BNY’s Bob Savage notes Japanese 20-year yields have climbed to 1997 highs as JGBs track U.S. moves, with markets watching USD/JPY holding below 158. A record current account surplus and supportive comments from U.S. officials reinforce expectations for a BoJ rate hike in June. The OECD projects overnight rates reaching 2% by end-2027, anchoring a gradual tightening path.

Higher yields bolster Japanese Yen outlook

"Japanese 20y bond yields have risen to 1997 highs, up 5bp to 3.495%."

"Japanese bonds tracked the U.S. move overnight, with a focus on JPY holding below 158 and the ongoing elevated oil prices."

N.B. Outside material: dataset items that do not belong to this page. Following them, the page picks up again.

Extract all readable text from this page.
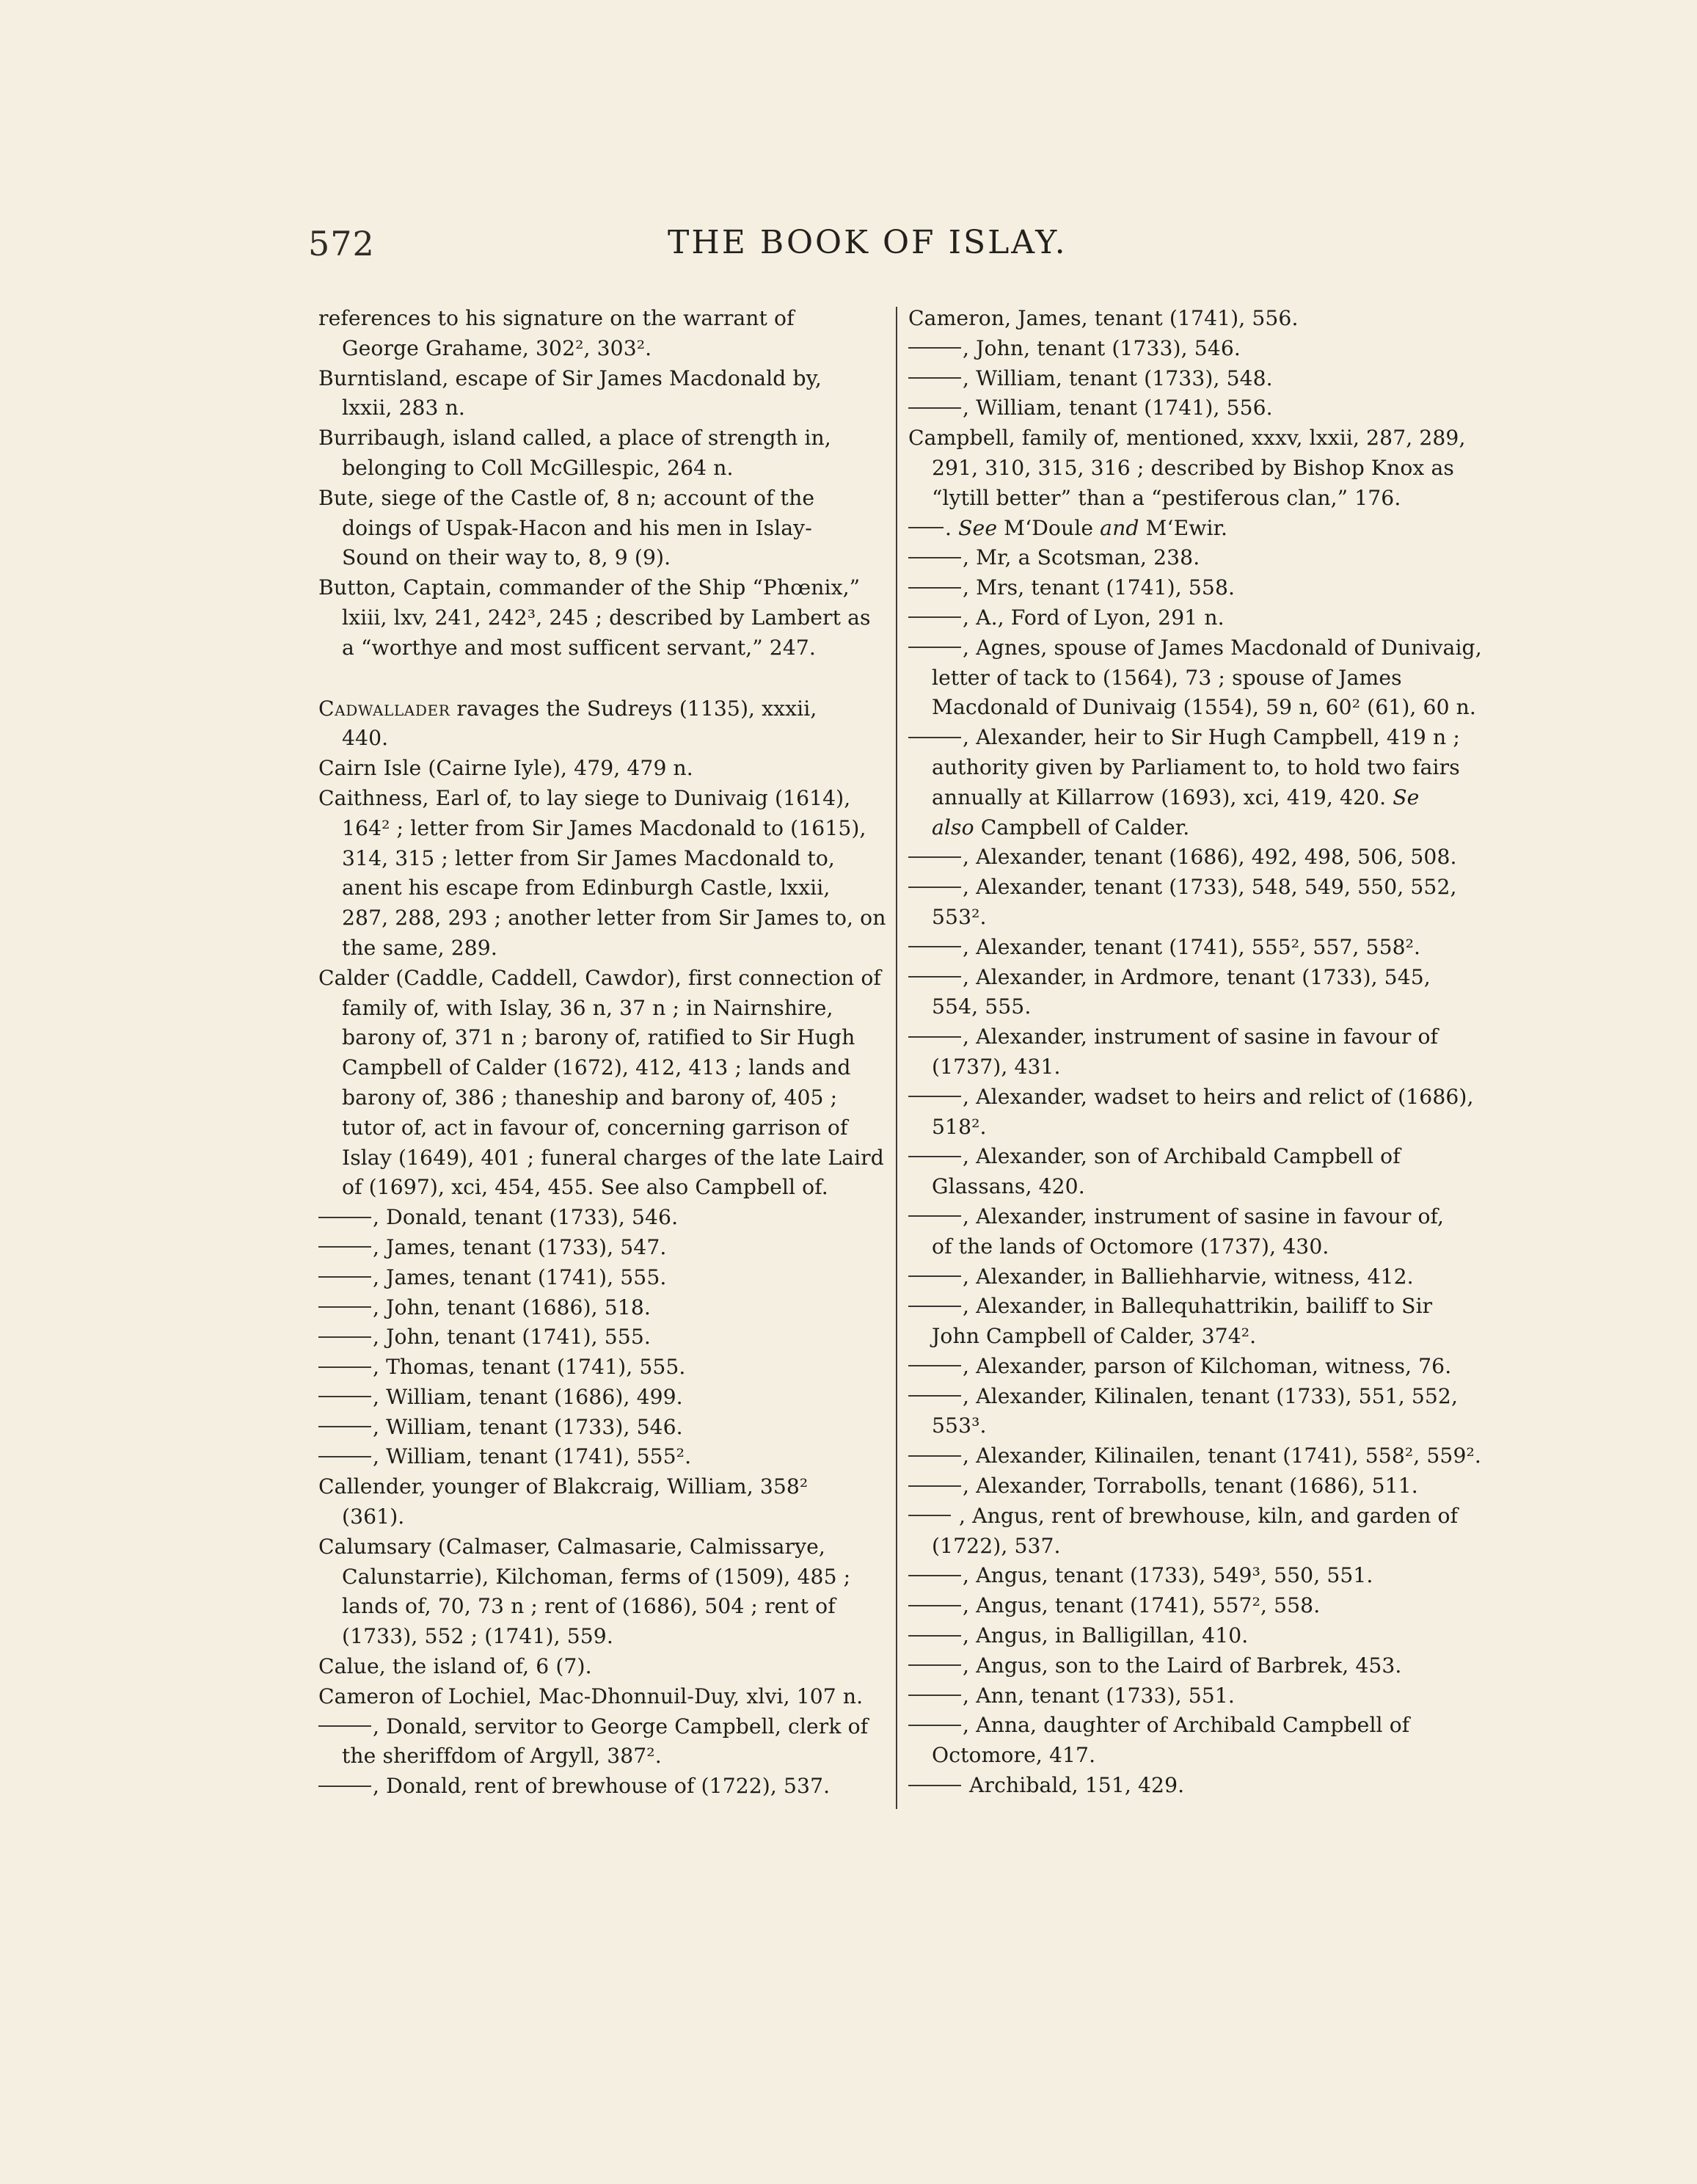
572	THE BOOK OF ISLAY.

references to his signature on the warrant of
George Grahame, 302², 303².

Burntisland, escape of Sir James Macdonald by,
lxxii, 283 n.

Burribaugh, island called, a place of strength in,
belonging to Coll McGillespic, 264 n.

Bute, siege of the Castle of, 8 n; account of the
doings of Uspak-Hacon and his men in Islay-
Sound on their way to, 8, 9 (9).

Button, Captain, commander of the Ship “Phœnix,”
lxiii, lxv, 241, 242³, 245 ; described by Lambert as
a “worthye and most sufficent servant,” 247.

Cadwallader ravages the Sudreys (1135), xxxii,
440.

Cairn Isle (Cairne Iyle), 479, 479 n.

Caithness, Earl of, to lay siege to Dunivaig (1614),
164² ; letter from Sir James Macdonald to (1615),
314, 315 ; letter from Sir James Macdonald to,
anent his escape from Edinburgh Castle, lxxii,
287, 288, 293 ; another letter from Sir James to, on
the same, 289.

Calder (Caddle, Caddell, Cawdor), first connection of
family of, with Islay, 36 n, 37 n ; in Nairnshire,
barony of, 371 n ; barony of, ratified to Sir Hugh
Campbell of Calder (1672), 412, 413 ; lands and
barony of, 386 ; thaneship and barony of, 405 ;
tutor of, act in favour of, concerning garrison of
Islay (1649), 401 ; funeral charges of the late Laird
of (1697), xci, 454, 455. See also Campbell of.

, Donald, tenant (1733), 546.

, James, tenant (1733), 547.

, James, tenant (1741), 555.

, John, tenant (1686), 518.

, John, tenant (1741), 555.

, Thomas, tenant (1741), 555.

, William, tenant (1686), 499.

, William, tenant (1733), 546.

, William, tenant (1741), 555².

Callender, younger of Blakcraig, William, 358²
(361).

Calumsary (Calmaser, Calmasarie, Calmissarye,
Calunstarrie), Kilchoman, ferms of (1509), 485 ;
lands of, 70, 73 n ; rent of (1686), 504 ; rent of
(1733), 552 ; (1741), 559.

Calue, the island of, 6 (7).

Cameron of Lochiel, Mac-Dhonnuil-Duy, xlvi, 107 n.

, Donald, servitor to George Campbell, clerk of
the sheriffdom of Argyll, 387².

, Donald, rent of brewhouse of (1722), 537.

Cameron, James, tenant (1741), 556.

, John, tenant (1733), 546.

, William, tenant (1733), 548.

, William, tenant (1741), 556.

Campbell, family of, mentioned, xxxv, lxxii, 287, 289,
291, 310, 315, 316 ; described by Bishop Knox as
“lytill better” than a “pestiferous clan,” 176.

. See M‘Doule and M‘Ewir.

, Mr, a Scotsman, 238.

, Mrs, tenant (1741), 558.

, A., Ford of Lyon, 291 n.

, Agnes, spouse of James Macdonald of Dunivaig,
letter of tack to (1564), 73 ; spouse of James
Macdonald of Dunivaig (1554), 59 n, 60² (61), 60 n.

, Alexander, heir to Sir Hugh Campbell, 419 n ;
authority given by Parliament to, to hold two fairs
annually at Killarrow (1693), xci, 419, 420. Se
also Campbell of Calder.

, Alexander, tenant (1686), 492, 498, 506, 508.

, Alexander, tenant (1733), 548, 549, 550, 552,
553².

, Alexander, tenant (1741), 555², 557, 558².

, Alexander, in Ardmore, tenant (1733), 545,
554, 555.

, Alexander, instrument of sasine in favour of
(1737), 431.

, Alexander, wadset to heirs and relict of (1686),
518².

, Alexander, son of Archibald Campbell of
Glassans, 420.

, Alexander, instrument of sasine in favour of,
of the lands of Octomore (1737), 430.

, Alexander, in Balliehharvie, witness, 412.

, Alexander, in Ballequhattrikin, bailiff to Sir
John Campbell of Calder, 374².

, Alexander, parson of Kilchoman, witness, 76.

, Alexander, Kilinalen, tenant (1733), 551, 552,
553³.

, Alexander, Kilinailen, tenant (1741), 558², 559².

, Alexander, Torrabolls, tenant (1686), 511.

, Angus, rent of brewhouse, kiln, and garden of
(1722), 537.

, Angus, tenant (1733), 549³, 550, 551.

, Angus, tenant (1741), 557², 558.

, Angus, in Balligillan, 410.

, Angus, son to the Laird of Barbrek, 453.

, Ann, tenant (1733), 551.

, Anna, daughter of Archibald Campbell of
Octomore, 417.

Archibald, 151, 429.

"Japan’s current account surplus rose to a record for March, and U.S. Treasury Secretary Scott Bessent told PM Sanae Takaichi that Japan’s economic fundamentals were strong, both of which set the course for the BoJ to hike rates in June."

"The OECD sees overnight rates of 2% at the end of 2027."

"Japanese flows and U.S. bonds will be in the spotlight with the U.S. 30y auction today."

(This article was created with the help of an Artificial Intelligence tool and reviewed by an editor.)